Des modèles murins, ainsi que des dosages d’hepcidine urinaire chez l’homme, ont montré que les états inflammatoires ou infectieux stimulent très fortement l’expression de l’hepcidine [28, 29], suggérant que ce médiateur soluble pourrait également contribuer aux anémies fréquemment associées à ces situations pathologiques. Enfin, la répression de l’hepcidine observée au cours d’une anémie hémolytique expérimentale ou en situation d’hypoxie [28] est probablement une condition nécessaire, mais pas nécessairement suffisante, à la stimulation de l’absorption intestinale du fer après activation de l’érythropoïèse. Il est intéressant de noter que les érythropoïèses inefficaces avec hémolyse intramédullaire stimulent très fortement l’absorption intestinale du fer, contrairement aux hémolyses périphériques [18], par un mécanisme qui demeure inconnu.
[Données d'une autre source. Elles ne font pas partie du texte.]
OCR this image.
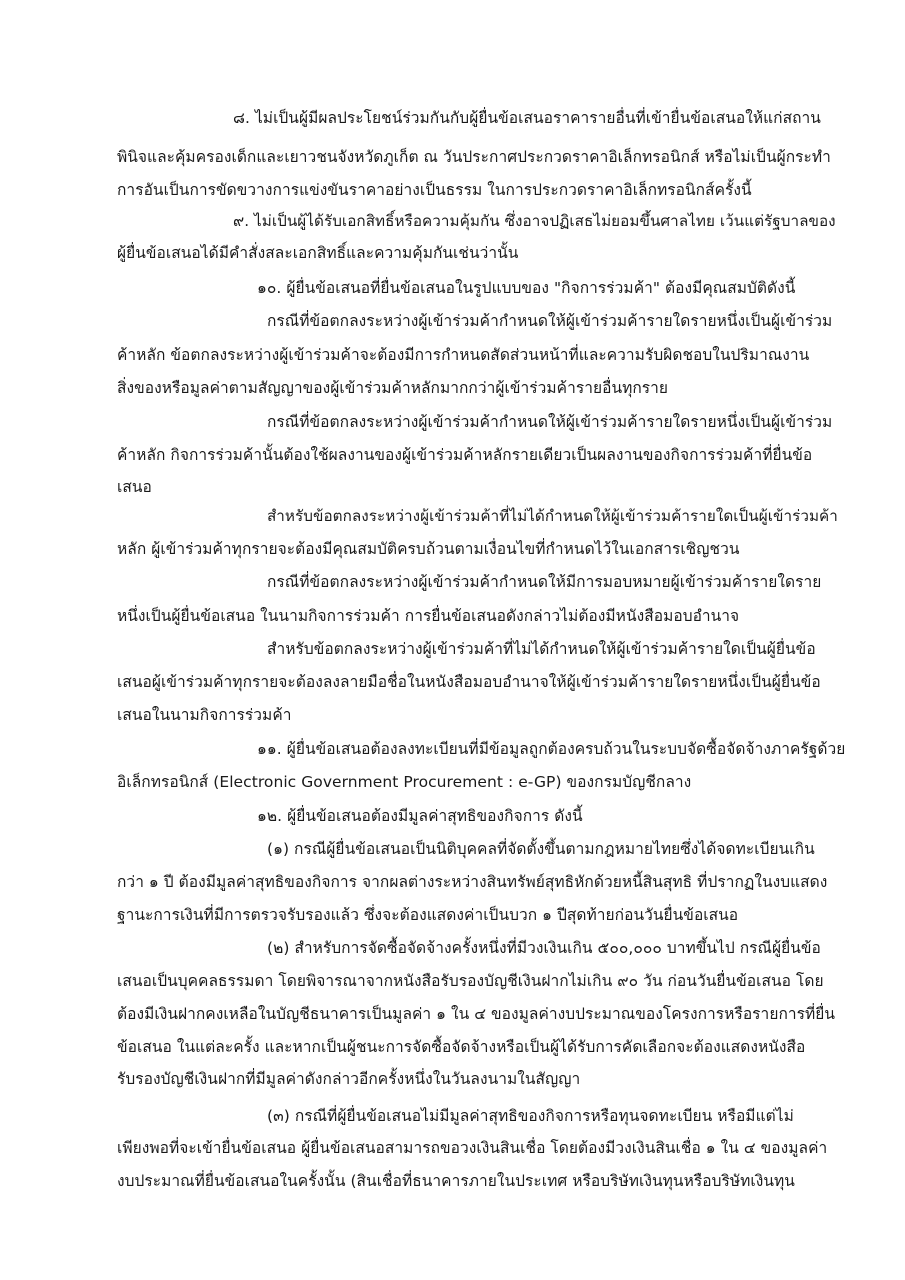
๘. ไม่เป็นผู้มีผลประโยชน์ร่วมกันกับผู้ยื่นข้อเสนอราคารายอื่นที่เข้ายื่นข้อเสนอให้แก่สถาน
พินิจและคุ้มครองเด็กและเยาวชนจังหวัดภูเก็ต ณ วันประกาศประกวดราคาอิเล็กทรอนิกส์ หรือไม่เป็นผู้กระทำ
การอันเป็นการขัดขวางการแข่งขันราคาอย่างเป็นธรรม ในการประกวดราคาอิเล็กทรอนิกส์ครั้งนี้
๙. ไม่เป็นผู้ได้รับเอกสิทธิ์หรือความคุ้มกัน ซึ่งอาจปฏิเสธไม่ยอมขึ้นศาลไทย เว้นแต่รัฐบาลของ
ผู้ยื่นข้อเสนอได้มีคำสั่งสละเอกสิทธิ์และความคุ้มกันเช่นว่านั้น
๑๐. ผู้ยื่นข้อเสนอที่ยื่นข้อเสนอในรูปแบบของ "กิจการร่วมค้า" ต้องมีคุณสมบัติดังนี้
กรณีที่ข้อตกลงระหว่างผู้เข้าร่วมค้ากำหนดให้ผู้เข้าร่วมค้ารายใดรายหนึ่งเป็นผู้เข้าร่วม
ค้าหลัก ข้อตกลงระหว่างผู้เข้าร่วมค้าจะต้องมีการกำหนดสัดส่วนหน้าที่และความรับผิดชอบในปริมาณงาน
สิ่งของหรือมูลค่าตามสัญญาของผู้เข้าร่วมค้าหลักมากกว่าผู้เข้าร่วมค้ารายอื่นทุกราย
กรณีที่ข้อตกลงระหว่างผู้เข้าร่วมค้ากำหนดให้ผู้เข้าร่วมค้ารายใดรายหนึ่งเป็นผู้เข้าร่วม
ค้าหลัก กิจการร่วมค้านั้นต้องใช้ผลงานของผู้เข้าร่วมค้าหลักรายเดียวเป็นผลงานของกิจการร่วมค้าที่ยื่นข้อ
เสนอ
สำหรับข้อตกลงระหว่างผู้เข้าร่วมค้าที่ไม่ได้กำหนดให้ผู้เข้าร่วมค้ารายใดเป็นผู้เข้าร่วมค้า
หลัก ผู้เข้าร่วมค้าทุกรายจะต้องมีคุณสมบัติครบถ้วนตามเงื่อนไขที่กำหนดไว้ในเอกสารเชิญชวน
กรณีที่ข้อตกลงระหว่างผู้เข้าร่วมค้ากำหนดให้มีการมอบหมายผู้เข้าร่วมค้ารายใดราย
หนึ่งเป็นผู้ยื่นข้อเสนอ ในนามกิจการร่วมค้า การยื่นข้อเสนอดังกล่าวไม่ต้องมีหนังสือมอบอำนาจ
สำหรับข้อตกลงระหว่างผู้เข้าร่วมค้าที่ไม่ได้กำหนดให้ผู้เข้าร่วมค้ารายใดเป็นผู้ยื่นข้อ
เสนอผู้เข้าร่วมค้าทุกรายจะต้องลงลายมือชื่อในหนังสือมอบอำนาจให้ผู้เข้าร่วมค้ารายใดรายหนึ่งเป็นผู้ยื่นข้อ
เสนอในนามกิจการร่วมค้า
๑๑. ผู้ยื่นข้อเสนอต้องลงทะเบียนที่มีข้อมูลถูกต้องครบถ้วนในระบบจัดซื้อจัดจ้างภาครัฐด้วย
อิเล็กทรอนิกส์ (Electronic Government Procurement : e-GP) ของกรมบัญชีกลาง
๑๒. ผู้ยื่นข้อเสนอต้องมีมูลค่าสุทธิของกิจการ ดังนี้
(๑) กรณีผู้ยื่นข้อเสนอเป็นนิติบุคคลที่จัดตั้งขึ้นตามกฎหมายไทยซึ่งได้จดทะเบียนเกิน
กว่า ๑ ปี ต้องมีมูลค่าสุทธิของกิจการ จากผลต่างระหว่างสินทรัพย์สุทธิหักด้วยหนี้สินสุทธิ ที่ปรากฏในงบแสดง
ฐานะการเงินที่มีการตรวจรับรองแล้ว ซึ่งจะต้องแสดงค่าเป็นบวก ๑ ปีสุดท้ายก่อนวันยื่นข้อเสนอ
(๒) สำหรับการจัดซื้อจัดจ้างครั้งหนึ่งที่มีวงเงินเกิน ๕๐๐,๐๐๐ บาทขึ้นไป กรณีผู้ยื่นข้อ
เสนอเป็นบุคคลธรรมดา โดยพิจารณาจากหนังสือรับรองบัญชีเงินฝากไม่เกิน ๙๐ วัน ก่อนวันยื่นข้อเสนอ โดย
ต้องมีเงินฝากคงเหลือในบัญชีธนาคารเป็นมูลค่า ๑ ใน ๔ ของมูลค่างบประมาณของโครงการหรือรายการที่ยื่น
ข้อเสนอ ในแต่ละครั้ง และหากเป็นผู้ชนะการจัดซื้อจัดจ้างหรือเป็นผู้ได้รับการคัดเลือกจะต้องแสดงหนังสือ
รับรองบัญชีเงินฝากที่มีมูลค่าดังกล่าวอีกครั้งหนึ่งในวันลงนามในสัญญา
(๓) กรณีที่ผู้ยื่นข้อเสนอไม่มีมูลค่าสุทธิของกิจการหรือทุนจดทะเบียน หรือมีแต่ไม่
เพียงพอที่จะเข้ายื่นข้อเสนอ ผู้ยื่นข้อเสนอสามารถขอวงเงินสินเชื่อ โดยต้องมีวงเงินสินเชื่อ ๑ ใน ๔ ของมูลค่า
งบประมาณที่ยื่นข้อเสนอในครั้งนั้น (สินเชื่อที่ธนาคารภายในประเทศ หรือบริษัทเงินทุนหรือบริษัทเงินทุน
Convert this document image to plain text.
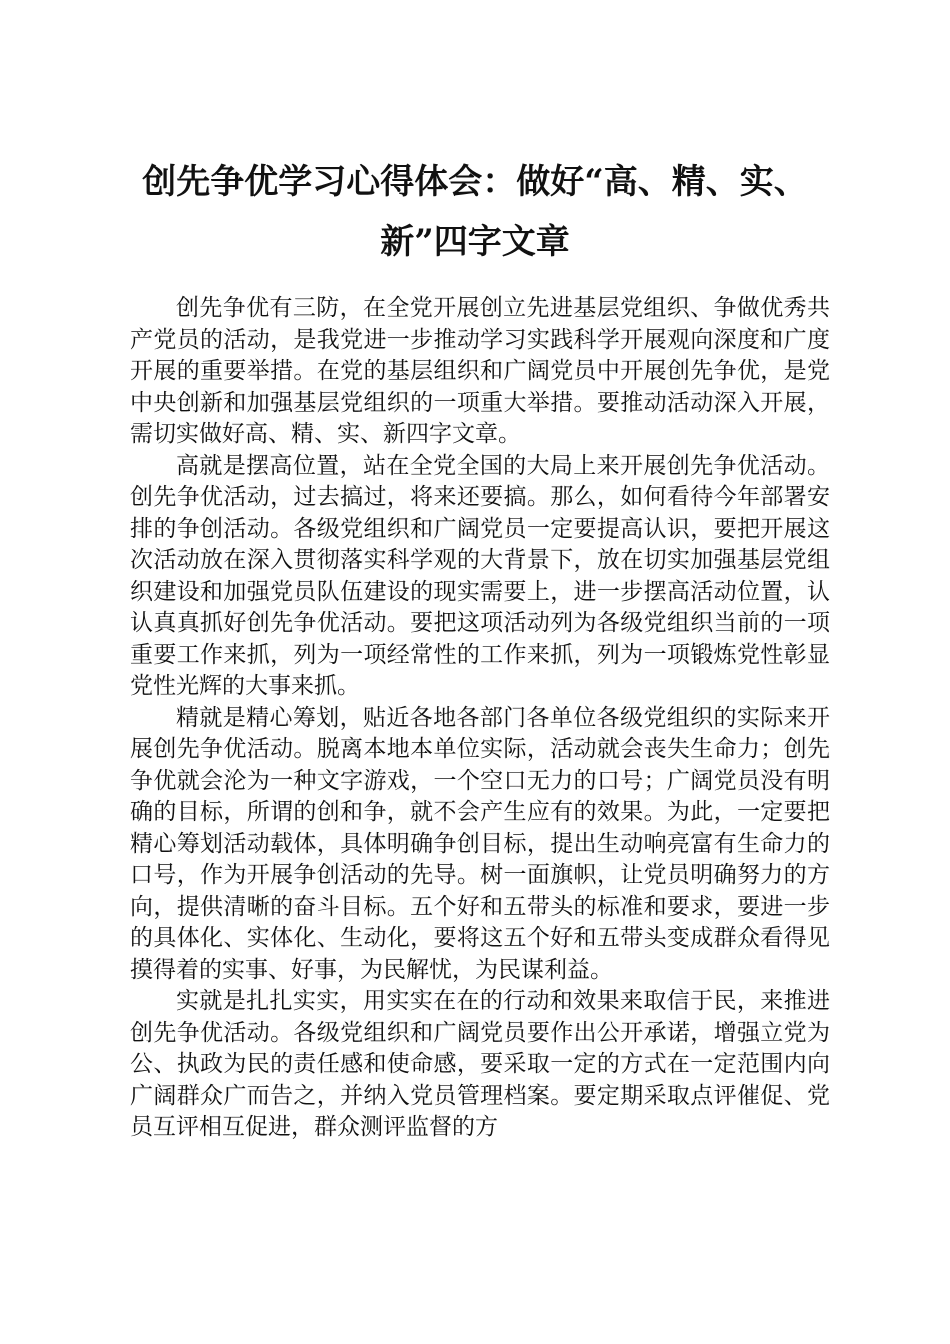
创先争优学习心得体会：做好“高、精、实、
新”四字文章

创先争优有三防，在全党开展创立先进基层党组织、争做优秀共产党员的活动，是我党进一步推动学习实践科学开展观向深度和广度开展的重要举措。在党的基层组织和广阔党员中开展创先争优，是党中央创新和加强基层党组织的一项重大举措。要推动活动深入开展，需切实做好高、精、实、新四字文章。

高就是摆高位置，站在全党全国的大局上来开展创先争优活动。创先争优活动，过去搞过，将来还要搞。那么，如何看待今年部署安排的争创活动。各级党组织和广阔党员一定要提高认识，要把开展这次活动放在深入贯彻落实科学观的大背景下，放在切实加强基层党组织建设和加强党员队伍建设的现实需要上，进一步摆高活动位置，认认真真抓好创先争优活动。要把这项活动列为各级党组织当前的一项重要工作来抓，列为一项经常性的工作来抓，列为一项锻炼党性彰显党性光辉的大事来抓。

精就是精心筹划，贴近各地各部门各单位各级党组织的实际来开展创先争优活动。脱离本地本单位实际，活动就会丧失生命力；创先争优就会沦为一种文字游戏，一个空口无力的口号；广阔党员没有明确的目标，所谓的创和争，就不会产生应有的效果。为此，一定要把精心筹划活动载体，具体明确争创目标，提出生动响亮富有生命力的口号，作为开展争创活动的先导。树一面旗帜，让党员明确努力的方向，提供清晰的奋斗目标。五个好和五带头的标准和要求，要进一步的具体化、实体化、生动化，要将这五个好和五带头变成群众看得见摸得着的实事、好事，为民解忧，为民谋利益。

实就是扎扎实实，用实实在在的行动和效果来取信于民，来推进创先争优活动。各级党组织和广阔党员要作出公开承诺，增强立党为公、执政为民的责任感和使命感，要采取一定的方式在一定范围内向广阔群众广而告之，并纳入党员管理档案。要定期采取点评催促、党员互评相互促进，群众测评监督的方
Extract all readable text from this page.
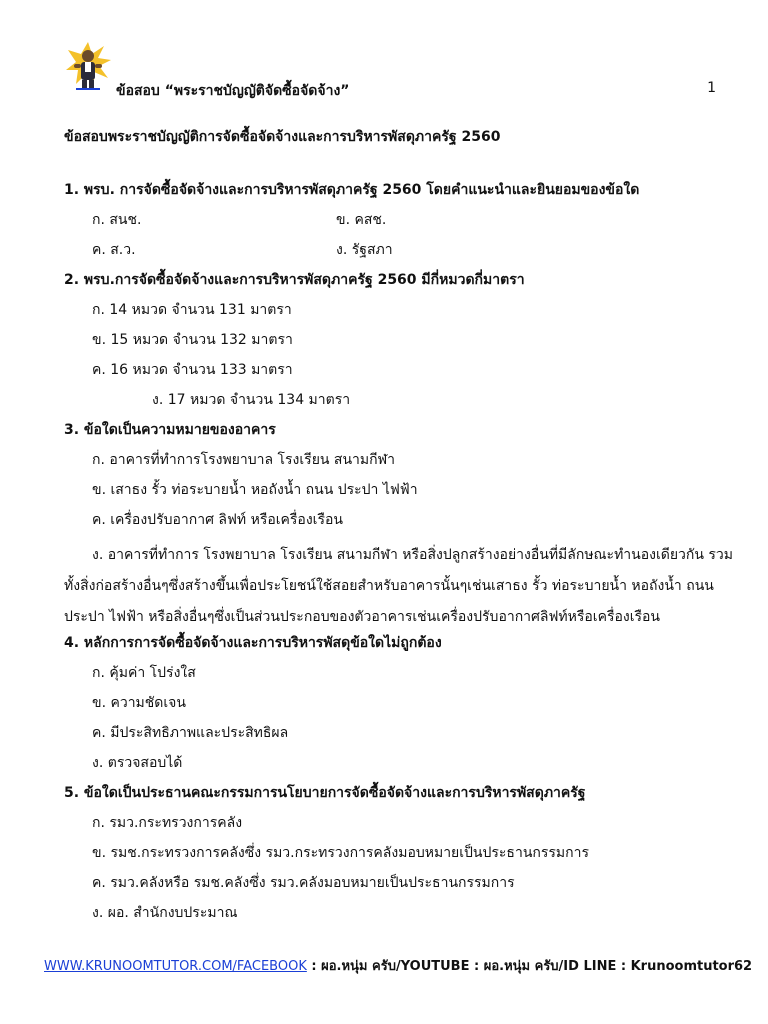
ข้อสอบ “พระราชบัญญัติจัดซื้อจัดจ้าง”	1
ข้อสอบพระราชบัญญัติการจัดซื้อจัดจ้างและการบริหารพัสดุภาครัฐ 2560
1. พรบ. การจัดซื้อจัดจ้างและการบริหารพัสดุภาครัฐ 2560 โดยคำแนะนำและยินยอมของข้อใด
ก. สนช.	ข. คสช.
ค. ส.ว.	ง. รัฐสภา
2. พรบ.การจัดซื้อจัดจ้างและการบริหารพัสดุภาครัฐ 2560 มีกี่หมวดกี่มาตรา
ก. 14 หมวด จำนวน 131 มาตรา
ข. 15 หมวด จำนวน 132 มาตรา
ค. 16 หมวด จำนวน 133 มาตรา
ง. 17 หมวด จำนวน 134 มาตรา
3. ข้อใดเป็นความหมายของอาคาร
ก. อาคารที่ทำการโรงพยาบาล โรงเรียน สนามกีฬา
ข. เสาธง รั้ว ท่อระบายน้ำ หอถังน้ำ ถนน ประปา ไฟฟ้า
ค. เครื่องปรับอากาศ ลิฟท์ หรือเครื่องเรือน
ง. อาคารที่ทำการ โรงพยาบาล โรงเรียน สนามกีฬา หรือสิ่งปลูกสร้างอย่างอื่นที่มีลักษณะทำนองเดียวกัน รวมทั้งสิ่งก่อสร้างอื่นๆซึ่งสร้างขึ้นเพื่อประโยชน์ใช้สอยสำหรับอาคารนั้นๆเช่นเสาธง รั้ว ท่อระบายน้ำ หอถังน้ำ ถนน ประปา ไฟฟ้า หรือสิ่งอื่นๆซึ่งเป็นส่วนประกอบของตัวอาคารเช่นเครื่องปรับอากาศลิฟท์หรือเครื่องเรือน
4. หลักการการจัดซื้อจัดจ้างและการบริหารพัสดุข้อใดไม่ถูกต้อง
ก. คุ้มค่า โปร่งใส
ข. ความชัดเจน
ค. มีประสิทธิภาพและประสิทธิผล
ง. ตรวจสอบได้
5. ข้อใดเป็นประธานคณะกรรมการนโยบายการจัดซื้อจัดจ้างและการบริหารพัสดุภาครัฐ
ก. รมว.กระทรวงการคลัง
ข. รมช.กระทรวงการคลังซึ่ง รมว.กระทรวงการคลังมอบหมายเป็นประธานกรรมการ
ค. รมว.คลังหรือ รมช.คลังซึ่ง รมว.คลังมอบหมายเป็นประธานกรรมการ
ง. ผอ. สำนักงบประมาณ
WWW.KRUNOOMTUTOR.COM/FACEBOOK : ผอ.หนุ่ม ครับ/YOUTUBE : ผอ.หนุ่ม ครับ/ID LINE : Krunoomtutor62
Ces différents résultats ouvrent des perspectives intéressantes pour l’utilisation de l’hepcidine comme agent thérapeutique dans le traitement des surcharges en fer acquises, secondaires à des anomalies de l’érythropoïèse comme celles observées dans les thalassémies, et peut être aussi dans certaines formes héréditaires d’hémochromatose.
Conclusions
La connaissance du métabolisme du fer a considérablement évolué au cours de cette dernière décennie. D’une vision simplifiée, fondée sur un mode unique aussi bien d’acquisition du fer par les cellules via les récepteurs de la transferrine que de stockage lié à la ferritine, elle est passée à une vision complexe, faisant apparaître une spécialisation importante des différents types cellulaires dans les mécanismes d’acquisition du fer comme dans les régulations coordonnées des différents gènes impliqués. L’identification de nouveaux éléments majeurs de régulation de l’homéostasie du fer, en particulier d’une molécule HLA de classe I - la protéine HFE - et d’un peptide à activité antimicrobienne - l’hepcidine -, ainsi que la découverte d’enzymes à activité ferroxydase ou ferriréductase et de transporteurs membranaires du fer ferreux, ont marqué ces dernières années et fait de l’étude du métabolisme du fer un domaine passionnant. De nouvelles maladies génétiques ont été découvertes, liées à des mutations de l’un ou l’autre des gènes impliqués, et le fer s’est révélé jouer un rôle aggravant dans des situations pathologiques diverses - états inflammatoires, infections, pathologies cardiovasculaires, diabète ou encore insuffisance rénale. De nouvelles perspectives thérapeutiques s’ouvrent, notamment avec l’hepcidine, permettant d’espérer une amélioration des traitements supplétifs en fer, toujours très imparfaits, et des traitements des surcharges en fer, actuellement fondés sur l’utilisation de chélateurs, d’un maniement souvent contraignant pour le malade et non toujours dénués d’effets secondaires.